A psicóloga chama a atenção para a presença da culpa das mulheres que passam por uma situação de abortamento espontâneo. "Inúmeras fantasias podem vir à tona quando surge o imponderável. Há uma sensação de culpa que vem do feminino, mas quem disse que foi um problema da mulher, quando o embrião do homem também é parte deste material genérico? Mas, como a gestação ocorre no corpo da mulher, é natural buscar essa culpa em si", pontua a psicóloga.

Ela afirma que perdas gestacionais não são validadas como luto socialmente. "Muitos dizem 'estava no comecinho, ainda não era nada, você pode engravidar de novo'. As tendem a subestimar o sentimento da mulher, mas, na verdade, foi a perda de um filho que estava gestando desde do primeiro desejo de gravidez", diz.

Na publicação em seu Facebook, Britney Spears, mãe de de dois adolescentes (Jayden, de 16 anos, e Sean, de 15), disse que pretende engravidar novamente, apesar da perda precoce. "Continuaremos tentando aumentar nossa linda família. Nós agradecemos a todos pelo apoio. Gentilmente pedimos privacidade durante esse momento difícil", finaliza Britney, que recebeu o carinho e apoio dos fãs, nos comentários da publicação.

Dantas recomenda, antes de uma nova tentativa, se organizar internamente para processar o luto. "É necessário recolher os cacos e ver os recursos emocionais, psicológicos e mesmo financeiro que ainda restam, porque há mulheres que podem ter que passar por um novo tratamento para esta nova tentativa. Ou seja, há um investimento libidinal, como falamos."

"Enquanto este luto não foi trabalhado e a mulher perceber que não foi uma falha dela, como mulher, todas essas questões que advém de uma nova investida em gestar podem gerar expectativas fora do comum para a gestação seguinte, o que pode gerar depressão e ansiedade", diz Dantas, que cita a importância de buscar tratamento da psicoterapia, apoio familiar e fortalecimento do casal.

"É importante ter esse apoio para não entrar nesse ciclo de culpa. É preciso validar a dor, mas não a culpa."
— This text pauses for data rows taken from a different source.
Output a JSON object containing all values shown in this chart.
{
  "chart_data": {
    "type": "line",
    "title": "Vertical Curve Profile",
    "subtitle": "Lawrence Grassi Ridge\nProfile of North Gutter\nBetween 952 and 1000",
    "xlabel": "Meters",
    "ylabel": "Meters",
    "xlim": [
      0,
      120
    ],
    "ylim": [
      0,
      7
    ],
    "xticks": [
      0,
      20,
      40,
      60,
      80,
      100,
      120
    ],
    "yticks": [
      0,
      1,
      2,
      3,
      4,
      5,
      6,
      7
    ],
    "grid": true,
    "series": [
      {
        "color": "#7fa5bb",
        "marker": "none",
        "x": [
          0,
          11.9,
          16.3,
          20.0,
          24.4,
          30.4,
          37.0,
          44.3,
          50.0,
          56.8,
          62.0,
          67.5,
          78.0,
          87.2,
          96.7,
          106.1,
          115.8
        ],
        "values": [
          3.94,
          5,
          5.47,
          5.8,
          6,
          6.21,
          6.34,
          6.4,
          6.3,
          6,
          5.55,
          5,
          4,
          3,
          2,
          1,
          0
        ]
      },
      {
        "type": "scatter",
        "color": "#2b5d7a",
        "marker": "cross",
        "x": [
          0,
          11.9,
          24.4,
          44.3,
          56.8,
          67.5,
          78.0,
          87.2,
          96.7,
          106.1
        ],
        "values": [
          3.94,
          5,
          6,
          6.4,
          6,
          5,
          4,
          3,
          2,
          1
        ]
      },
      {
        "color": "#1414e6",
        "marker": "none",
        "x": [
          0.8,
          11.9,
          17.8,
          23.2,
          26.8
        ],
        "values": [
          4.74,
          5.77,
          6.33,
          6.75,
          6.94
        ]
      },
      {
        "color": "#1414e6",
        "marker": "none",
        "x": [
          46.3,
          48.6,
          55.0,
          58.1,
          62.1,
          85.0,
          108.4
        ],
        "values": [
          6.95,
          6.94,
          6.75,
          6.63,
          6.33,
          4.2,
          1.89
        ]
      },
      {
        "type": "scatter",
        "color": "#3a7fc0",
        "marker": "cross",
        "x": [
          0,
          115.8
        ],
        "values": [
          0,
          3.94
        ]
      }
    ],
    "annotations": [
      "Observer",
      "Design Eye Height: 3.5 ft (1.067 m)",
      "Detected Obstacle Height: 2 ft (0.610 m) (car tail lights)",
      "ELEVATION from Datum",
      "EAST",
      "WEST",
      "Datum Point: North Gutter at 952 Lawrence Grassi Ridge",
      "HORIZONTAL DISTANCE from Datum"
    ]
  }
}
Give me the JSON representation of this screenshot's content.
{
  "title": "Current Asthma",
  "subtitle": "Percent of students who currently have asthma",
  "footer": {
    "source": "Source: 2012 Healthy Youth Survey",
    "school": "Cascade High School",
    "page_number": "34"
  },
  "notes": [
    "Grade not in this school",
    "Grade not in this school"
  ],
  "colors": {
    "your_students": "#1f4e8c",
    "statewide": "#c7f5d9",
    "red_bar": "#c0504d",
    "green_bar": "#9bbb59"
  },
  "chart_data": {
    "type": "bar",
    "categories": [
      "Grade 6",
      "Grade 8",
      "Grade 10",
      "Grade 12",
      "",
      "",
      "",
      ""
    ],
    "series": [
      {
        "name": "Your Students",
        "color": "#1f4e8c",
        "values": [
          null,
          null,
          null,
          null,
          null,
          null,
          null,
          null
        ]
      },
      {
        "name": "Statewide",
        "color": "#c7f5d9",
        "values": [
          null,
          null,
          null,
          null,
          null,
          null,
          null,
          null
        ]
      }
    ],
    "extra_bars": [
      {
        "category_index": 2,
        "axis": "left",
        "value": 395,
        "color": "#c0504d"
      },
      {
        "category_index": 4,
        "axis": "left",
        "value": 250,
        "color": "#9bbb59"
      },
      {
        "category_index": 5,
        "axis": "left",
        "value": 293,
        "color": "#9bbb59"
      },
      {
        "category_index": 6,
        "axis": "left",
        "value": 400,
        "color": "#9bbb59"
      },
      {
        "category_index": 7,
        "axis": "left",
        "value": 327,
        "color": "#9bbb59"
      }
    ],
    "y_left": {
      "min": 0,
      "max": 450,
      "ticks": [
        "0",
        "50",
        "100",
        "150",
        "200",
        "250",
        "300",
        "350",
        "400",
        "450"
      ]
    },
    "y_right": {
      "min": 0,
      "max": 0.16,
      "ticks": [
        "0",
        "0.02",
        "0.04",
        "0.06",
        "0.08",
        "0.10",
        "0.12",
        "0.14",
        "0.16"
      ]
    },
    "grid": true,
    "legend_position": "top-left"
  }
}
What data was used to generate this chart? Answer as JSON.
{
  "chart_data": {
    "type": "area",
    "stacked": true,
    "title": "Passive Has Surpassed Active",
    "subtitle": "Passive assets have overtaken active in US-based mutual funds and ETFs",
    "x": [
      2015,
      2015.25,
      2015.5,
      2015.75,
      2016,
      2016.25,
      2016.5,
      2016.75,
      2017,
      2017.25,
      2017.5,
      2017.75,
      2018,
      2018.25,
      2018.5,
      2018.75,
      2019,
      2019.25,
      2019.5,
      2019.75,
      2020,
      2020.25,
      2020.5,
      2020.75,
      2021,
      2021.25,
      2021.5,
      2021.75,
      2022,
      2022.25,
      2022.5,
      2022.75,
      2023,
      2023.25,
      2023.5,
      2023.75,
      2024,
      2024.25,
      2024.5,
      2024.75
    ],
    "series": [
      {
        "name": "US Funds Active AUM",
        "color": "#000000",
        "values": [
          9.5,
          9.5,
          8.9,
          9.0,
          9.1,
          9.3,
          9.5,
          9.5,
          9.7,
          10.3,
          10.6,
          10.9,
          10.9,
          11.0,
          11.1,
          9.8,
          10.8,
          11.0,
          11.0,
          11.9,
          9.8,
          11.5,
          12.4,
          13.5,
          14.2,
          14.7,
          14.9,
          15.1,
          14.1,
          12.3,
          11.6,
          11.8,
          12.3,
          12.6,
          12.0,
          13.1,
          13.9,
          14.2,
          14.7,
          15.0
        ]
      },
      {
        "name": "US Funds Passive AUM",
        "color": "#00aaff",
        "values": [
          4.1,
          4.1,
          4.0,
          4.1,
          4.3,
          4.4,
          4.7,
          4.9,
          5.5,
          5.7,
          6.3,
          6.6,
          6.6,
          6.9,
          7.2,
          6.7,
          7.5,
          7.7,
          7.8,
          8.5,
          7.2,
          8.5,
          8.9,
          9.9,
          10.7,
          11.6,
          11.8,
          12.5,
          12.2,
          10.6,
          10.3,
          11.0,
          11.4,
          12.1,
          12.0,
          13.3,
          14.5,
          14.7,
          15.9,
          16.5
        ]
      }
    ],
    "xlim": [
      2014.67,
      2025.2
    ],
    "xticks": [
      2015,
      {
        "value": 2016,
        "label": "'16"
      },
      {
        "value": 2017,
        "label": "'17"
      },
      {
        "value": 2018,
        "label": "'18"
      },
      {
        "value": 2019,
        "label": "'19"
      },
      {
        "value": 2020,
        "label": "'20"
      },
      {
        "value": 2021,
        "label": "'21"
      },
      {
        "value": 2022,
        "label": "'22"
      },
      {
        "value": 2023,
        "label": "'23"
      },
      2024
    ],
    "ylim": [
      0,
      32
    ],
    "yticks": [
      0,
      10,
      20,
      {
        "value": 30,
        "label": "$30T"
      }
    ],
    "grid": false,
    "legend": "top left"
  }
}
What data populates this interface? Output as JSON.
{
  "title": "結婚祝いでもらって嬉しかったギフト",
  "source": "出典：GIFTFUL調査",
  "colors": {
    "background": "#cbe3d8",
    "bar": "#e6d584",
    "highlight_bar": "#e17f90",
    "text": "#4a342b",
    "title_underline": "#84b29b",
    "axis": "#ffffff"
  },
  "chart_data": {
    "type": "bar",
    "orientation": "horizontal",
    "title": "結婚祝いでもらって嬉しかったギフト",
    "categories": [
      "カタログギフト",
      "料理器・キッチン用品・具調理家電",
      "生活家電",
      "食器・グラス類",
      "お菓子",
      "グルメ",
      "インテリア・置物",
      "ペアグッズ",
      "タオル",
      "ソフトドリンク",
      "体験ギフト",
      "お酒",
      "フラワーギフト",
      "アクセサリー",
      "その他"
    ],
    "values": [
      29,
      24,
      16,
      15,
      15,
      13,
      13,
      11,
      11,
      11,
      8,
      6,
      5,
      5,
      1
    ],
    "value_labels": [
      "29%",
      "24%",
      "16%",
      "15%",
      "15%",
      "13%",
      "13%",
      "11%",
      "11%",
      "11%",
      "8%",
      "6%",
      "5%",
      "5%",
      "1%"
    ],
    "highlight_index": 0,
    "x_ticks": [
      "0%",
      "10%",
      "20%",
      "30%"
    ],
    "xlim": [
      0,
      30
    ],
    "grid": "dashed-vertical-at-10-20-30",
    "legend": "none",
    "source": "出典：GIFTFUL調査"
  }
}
A ginecologista Érika Mendonça explica que nem sempre quem teve um primeiro abortamento, terá novamente na próxima gestação. "Os abortos recorrentes são menos comuns, o segundo abortamento em sequência chega 2% dos casos, e um terceiro, 1%", afirma. Mas ela também recomenda um período de seis meses a um ano para uma nova tentativa.

"Haverá uma dificuldade de encontrar qual foi a causa e talvez ela nem saiba. Por isso, é importante passar uma temporada para recuperar e reconhecer seu ciclo menstrual e curar os sintomas emocionais. Apaziguar a dor e estabilizar a saúde geral da mulher."